During the war in Rwanda, refugees flooded Congo and this brought much conflict within the country. Rebels from Rwanda also moved to Congo and began to control the mines. They would force children to work the mines, and would monitor the mines with their AK47’s. This could be considered a case of dirty hands, where consumers are responsible for the tension in Congo over their mines. Companies like Intel and Apple have used minerals that originated in Congo. By purchasing their products, are we responsible for the implications of the manufacturing of those products? Rebel groups compete and fight over mines in Congo, and children have been used for labor. The problem is complicated, but buying from Congo only prolongs their issues. At the same time, abandoning Congo as a source of these minerals could have negative effects. Taking away their main source of income could prove to be detrimental.

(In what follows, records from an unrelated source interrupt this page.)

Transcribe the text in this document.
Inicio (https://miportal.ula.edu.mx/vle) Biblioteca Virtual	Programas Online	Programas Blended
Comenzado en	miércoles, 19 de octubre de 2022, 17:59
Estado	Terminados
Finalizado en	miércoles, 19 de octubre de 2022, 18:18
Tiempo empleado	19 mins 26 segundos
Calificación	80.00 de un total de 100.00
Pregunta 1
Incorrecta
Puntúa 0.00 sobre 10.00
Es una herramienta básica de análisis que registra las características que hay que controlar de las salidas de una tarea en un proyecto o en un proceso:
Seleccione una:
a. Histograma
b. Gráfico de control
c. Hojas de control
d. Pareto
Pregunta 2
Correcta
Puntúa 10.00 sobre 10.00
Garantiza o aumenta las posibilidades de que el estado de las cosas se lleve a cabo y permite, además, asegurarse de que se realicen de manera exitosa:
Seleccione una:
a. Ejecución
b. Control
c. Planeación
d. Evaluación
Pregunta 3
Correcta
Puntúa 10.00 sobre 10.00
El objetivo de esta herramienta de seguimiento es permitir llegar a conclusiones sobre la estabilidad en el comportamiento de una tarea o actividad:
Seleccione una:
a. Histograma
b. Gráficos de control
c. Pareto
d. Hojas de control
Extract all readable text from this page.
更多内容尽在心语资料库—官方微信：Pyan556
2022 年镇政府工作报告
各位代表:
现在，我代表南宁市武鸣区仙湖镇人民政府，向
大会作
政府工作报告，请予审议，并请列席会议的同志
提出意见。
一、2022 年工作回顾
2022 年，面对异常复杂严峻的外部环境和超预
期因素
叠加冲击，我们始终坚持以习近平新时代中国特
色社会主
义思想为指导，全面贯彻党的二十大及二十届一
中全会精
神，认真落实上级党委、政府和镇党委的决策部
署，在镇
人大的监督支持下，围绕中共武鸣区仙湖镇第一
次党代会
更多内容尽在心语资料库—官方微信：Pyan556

Recently, laws have been created to aid the conflict. Companies are being forced to trace their source of materials, and publicly state if they are using conflict minerals. Companies then put pressure on the Congolese government to enforce rules on mines. At mines, kids are not allowed to work and rebels are not allowed to oversee the work being done. In fact, this law is starting to create change in Congo. Many leaders in Congo realized that without a buyer, their minerals were useless. I’m glad to see that we are trying to avoid fueling a complicated problem in Congo.
This issue has been completely under reported, which is very concerning. I wonder how many US citizens realize that some of their electronics were manufactured using conflict minerals? The production of our electronics have come at the cost of Congolese conflict and many deaths as a result. Is this a case of myth and illusion? Do American media purposely omit these types of stories? This type of propaganda could give consumers the illusion that they aren’t contributing to conflict abroad. It makes it easier for big companies to use conflict minerals without getting any media attention for it. It promotes capitalism and would keep consumers unaware of their impact. An illusion where ignorance is bliss. Because sadly, we have all contributed to the mess in Congo, and nobody wants to know that. But without any media attention, the illusion remains the conflict continues.
If any, what kind of solutions are there? Are consumers responsible for conflicts abroad?